Sum of $\sum_2^\infty e^{3-2n}$ $$\sum_2^\infty e^{3-2n}$$
I only have memorized the sum of at index zero. So I reindex
$$\sum_0^\infty e^{-2n-1}$$
This gives me the sum as
$$\frac{1}{1- \frac{1}{e} }$$
This is wrong.

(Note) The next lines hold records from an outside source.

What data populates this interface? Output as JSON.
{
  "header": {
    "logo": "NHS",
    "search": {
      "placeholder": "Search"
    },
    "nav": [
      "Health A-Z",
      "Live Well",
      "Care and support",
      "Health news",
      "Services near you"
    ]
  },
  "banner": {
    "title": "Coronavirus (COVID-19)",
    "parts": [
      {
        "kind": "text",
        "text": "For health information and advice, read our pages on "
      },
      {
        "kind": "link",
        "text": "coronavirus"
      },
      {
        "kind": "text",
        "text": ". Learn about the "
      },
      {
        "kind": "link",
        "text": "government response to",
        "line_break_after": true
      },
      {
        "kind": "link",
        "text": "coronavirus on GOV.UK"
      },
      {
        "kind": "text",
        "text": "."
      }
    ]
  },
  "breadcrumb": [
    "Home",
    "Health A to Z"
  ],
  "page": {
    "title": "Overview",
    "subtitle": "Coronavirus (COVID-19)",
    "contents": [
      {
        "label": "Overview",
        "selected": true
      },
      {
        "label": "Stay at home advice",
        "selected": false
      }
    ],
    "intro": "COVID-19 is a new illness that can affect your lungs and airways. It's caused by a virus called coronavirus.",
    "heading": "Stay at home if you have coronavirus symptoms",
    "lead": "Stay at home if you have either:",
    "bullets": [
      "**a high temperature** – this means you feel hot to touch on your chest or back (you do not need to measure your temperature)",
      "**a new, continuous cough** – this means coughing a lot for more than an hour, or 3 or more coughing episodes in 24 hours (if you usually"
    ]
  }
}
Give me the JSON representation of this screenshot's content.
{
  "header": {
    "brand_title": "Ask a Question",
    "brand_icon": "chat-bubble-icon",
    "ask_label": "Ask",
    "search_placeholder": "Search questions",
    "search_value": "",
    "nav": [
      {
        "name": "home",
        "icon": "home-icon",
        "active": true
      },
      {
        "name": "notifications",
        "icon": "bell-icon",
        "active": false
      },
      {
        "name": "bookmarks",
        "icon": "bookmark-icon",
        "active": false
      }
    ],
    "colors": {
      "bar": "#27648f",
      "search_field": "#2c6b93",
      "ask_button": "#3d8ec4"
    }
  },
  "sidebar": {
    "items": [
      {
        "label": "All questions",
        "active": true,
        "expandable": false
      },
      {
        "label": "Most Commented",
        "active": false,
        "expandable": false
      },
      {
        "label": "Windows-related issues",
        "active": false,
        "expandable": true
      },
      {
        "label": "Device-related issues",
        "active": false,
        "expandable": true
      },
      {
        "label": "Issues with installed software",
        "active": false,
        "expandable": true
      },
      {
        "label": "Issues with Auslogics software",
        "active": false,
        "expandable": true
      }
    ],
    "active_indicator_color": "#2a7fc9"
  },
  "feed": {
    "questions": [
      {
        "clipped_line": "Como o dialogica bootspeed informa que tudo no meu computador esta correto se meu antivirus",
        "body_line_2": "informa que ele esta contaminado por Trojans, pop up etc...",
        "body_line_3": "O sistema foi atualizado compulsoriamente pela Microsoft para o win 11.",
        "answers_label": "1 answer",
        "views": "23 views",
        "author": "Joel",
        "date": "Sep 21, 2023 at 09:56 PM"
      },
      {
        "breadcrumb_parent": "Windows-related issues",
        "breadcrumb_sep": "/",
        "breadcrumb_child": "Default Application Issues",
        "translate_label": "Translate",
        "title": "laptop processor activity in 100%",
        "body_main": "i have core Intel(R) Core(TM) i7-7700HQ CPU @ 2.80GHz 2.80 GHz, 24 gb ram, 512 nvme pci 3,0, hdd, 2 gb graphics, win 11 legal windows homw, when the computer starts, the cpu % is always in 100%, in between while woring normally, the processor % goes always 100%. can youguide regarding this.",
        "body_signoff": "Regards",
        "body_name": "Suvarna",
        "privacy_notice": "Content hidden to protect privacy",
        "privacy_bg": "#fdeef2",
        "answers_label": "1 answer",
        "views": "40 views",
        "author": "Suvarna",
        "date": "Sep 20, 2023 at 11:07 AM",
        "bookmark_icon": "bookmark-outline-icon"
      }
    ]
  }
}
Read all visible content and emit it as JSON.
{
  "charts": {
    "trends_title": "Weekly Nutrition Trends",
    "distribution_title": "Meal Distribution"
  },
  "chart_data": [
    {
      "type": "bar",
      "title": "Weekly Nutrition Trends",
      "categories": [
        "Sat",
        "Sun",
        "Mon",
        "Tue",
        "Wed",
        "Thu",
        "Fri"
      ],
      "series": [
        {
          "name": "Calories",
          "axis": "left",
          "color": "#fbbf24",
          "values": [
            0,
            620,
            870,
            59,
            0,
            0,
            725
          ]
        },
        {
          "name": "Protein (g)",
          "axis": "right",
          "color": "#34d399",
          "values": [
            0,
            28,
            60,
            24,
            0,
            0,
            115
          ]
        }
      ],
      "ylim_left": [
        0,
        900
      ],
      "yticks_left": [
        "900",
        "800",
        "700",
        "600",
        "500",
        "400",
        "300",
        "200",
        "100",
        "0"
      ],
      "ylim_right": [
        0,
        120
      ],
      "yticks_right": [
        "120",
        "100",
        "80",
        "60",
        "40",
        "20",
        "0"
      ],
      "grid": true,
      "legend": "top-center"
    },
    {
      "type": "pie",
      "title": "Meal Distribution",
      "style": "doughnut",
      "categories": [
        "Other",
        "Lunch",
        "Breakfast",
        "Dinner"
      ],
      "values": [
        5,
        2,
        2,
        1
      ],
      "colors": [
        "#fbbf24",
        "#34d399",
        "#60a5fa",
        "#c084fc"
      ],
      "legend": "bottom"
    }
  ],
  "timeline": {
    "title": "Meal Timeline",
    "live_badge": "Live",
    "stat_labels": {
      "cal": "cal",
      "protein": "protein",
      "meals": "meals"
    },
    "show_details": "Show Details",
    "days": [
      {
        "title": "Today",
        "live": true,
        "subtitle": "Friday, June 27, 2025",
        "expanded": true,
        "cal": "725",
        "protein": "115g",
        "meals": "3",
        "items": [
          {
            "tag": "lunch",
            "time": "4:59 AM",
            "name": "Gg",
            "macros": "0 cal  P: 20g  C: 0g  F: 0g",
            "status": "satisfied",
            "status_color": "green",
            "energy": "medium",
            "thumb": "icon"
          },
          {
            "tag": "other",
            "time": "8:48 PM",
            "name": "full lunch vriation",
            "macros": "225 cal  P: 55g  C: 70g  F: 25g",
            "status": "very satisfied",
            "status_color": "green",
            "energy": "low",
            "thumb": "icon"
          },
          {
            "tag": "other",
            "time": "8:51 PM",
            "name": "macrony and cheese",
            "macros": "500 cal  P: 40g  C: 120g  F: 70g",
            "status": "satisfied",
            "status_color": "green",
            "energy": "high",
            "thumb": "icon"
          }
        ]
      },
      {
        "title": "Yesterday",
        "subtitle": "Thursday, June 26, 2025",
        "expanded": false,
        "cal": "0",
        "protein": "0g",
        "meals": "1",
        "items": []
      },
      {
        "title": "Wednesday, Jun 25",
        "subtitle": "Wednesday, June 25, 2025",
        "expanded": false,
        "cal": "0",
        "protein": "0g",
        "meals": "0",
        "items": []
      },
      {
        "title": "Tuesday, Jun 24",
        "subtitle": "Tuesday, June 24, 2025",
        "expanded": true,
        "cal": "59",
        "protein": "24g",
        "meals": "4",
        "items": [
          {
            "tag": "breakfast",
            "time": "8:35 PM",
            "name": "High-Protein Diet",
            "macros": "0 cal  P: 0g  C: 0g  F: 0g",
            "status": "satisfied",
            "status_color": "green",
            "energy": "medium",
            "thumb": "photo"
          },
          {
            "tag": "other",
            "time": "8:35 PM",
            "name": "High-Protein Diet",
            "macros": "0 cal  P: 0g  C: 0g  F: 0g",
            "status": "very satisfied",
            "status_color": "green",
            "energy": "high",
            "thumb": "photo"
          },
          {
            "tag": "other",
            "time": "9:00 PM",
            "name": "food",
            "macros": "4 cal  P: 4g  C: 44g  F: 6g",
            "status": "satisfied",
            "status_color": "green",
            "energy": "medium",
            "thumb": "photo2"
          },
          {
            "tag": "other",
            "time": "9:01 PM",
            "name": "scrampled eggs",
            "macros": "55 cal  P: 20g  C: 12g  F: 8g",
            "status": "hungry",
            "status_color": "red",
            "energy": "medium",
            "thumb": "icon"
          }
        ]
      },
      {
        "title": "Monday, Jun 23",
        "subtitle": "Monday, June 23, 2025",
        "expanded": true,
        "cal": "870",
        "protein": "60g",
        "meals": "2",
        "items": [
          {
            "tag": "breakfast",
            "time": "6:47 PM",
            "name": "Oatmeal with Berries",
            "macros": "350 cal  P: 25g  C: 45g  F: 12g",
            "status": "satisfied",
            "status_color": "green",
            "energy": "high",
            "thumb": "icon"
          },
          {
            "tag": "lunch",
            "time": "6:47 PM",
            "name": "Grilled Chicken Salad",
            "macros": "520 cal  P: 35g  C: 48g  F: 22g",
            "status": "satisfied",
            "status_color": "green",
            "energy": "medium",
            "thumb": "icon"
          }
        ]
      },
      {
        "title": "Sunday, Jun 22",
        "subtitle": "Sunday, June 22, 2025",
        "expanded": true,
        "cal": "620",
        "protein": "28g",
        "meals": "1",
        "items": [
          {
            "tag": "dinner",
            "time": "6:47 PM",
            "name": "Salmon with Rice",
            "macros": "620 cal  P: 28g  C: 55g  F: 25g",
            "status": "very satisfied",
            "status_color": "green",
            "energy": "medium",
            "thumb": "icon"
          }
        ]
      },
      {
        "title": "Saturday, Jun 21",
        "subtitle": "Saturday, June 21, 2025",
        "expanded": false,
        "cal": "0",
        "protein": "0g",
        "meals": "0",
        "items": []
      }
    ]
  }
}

Why?
 A: Your method is true: by reindexing
$$\sum_2^\infty e^{3-2n}=\sum_{n=0}^\infty e^{-1-2n}=e^{-1}\frac{1}{1-e^{-2}}=\frac{1}{e-e^{-1}}$$
A: Here is how you advance
$$ \sum_2^\infty e^{3-2n}=e^3 \sum_2^\infty e^{-2n}=e^3\left( \sum_0^\infty e^{-2n}-1-e^{-2}  \right)=\dots.$$
You need the identity

$$ \sum_{n=0}^{\infty} x^n =\frac{1}{1-x}. $$

A: You should approach it this way (so that you avoid memorizing multiple formulas):
$$\sum_{n=2}^{\infty}e^{3-2n} = e^3\sum_{n=2}^{\infty}(e^{-2})^n = e^3\left(\sum_{n=0}^{\infty}(e^{-2})^n - (e^{-2})^0 - (e^{-2})^1\right).$$
Can you take it from here?
A: Recall that if $|x|<1$, then:

$$
\sum_{n=0}^\infty x^n = \dfrac{1}{1-x}
$$

With that in mind, observe that since $|e^{-2}|<1$, we have:
$$
\sum_{n=0}^\infty e^{-2n-1} = e^{-1} \sum_{n=0}^\infty (e^{-2})^{n} = \dfrac{e^{-1}}{1-e^{-2}}= \dfrac{e}{e^2-1}
$$
A: There is an $e^3$ factor that we can bring to the front. For the rest, we want 
$$\sum_{2}^\infty e^{-2n}.\tag{1}$$
It is nice to write  out (1) at greater length. It is 
$$\frac{1}{e^4}+\frac{1}{e^6}+\frac{1}{e^8}+\frac{1}{e^{10}}+\cdots.\tag(2)$$
Now if you know that when $|r|\lt 1$ then $a+ar+ar^2+ar^3+\cdots=\frac{a}{1-r}$, we are finished, for we have $a=\frac{1}{e^4}$ and $r=\frac{1}{e^2}$.
But if we don't want to remember that formula, take out a common factor of $\frac{1}{e^4}$. We get that (2) is equal to 
$$\frac{1}{e^4}\left(1+\frac{1}{e^2}+\frac{1}{e^4}+\frac{1}{e^6}+\cdots\right).$$
Now by the remembered formula, this is
$$\frac{1}{e^4}\cdot \frac{1}{1-\frac{1}{e^2}}.$$
Finally, remember about the $e^3$ we had temporarily forgotten about, and simplify.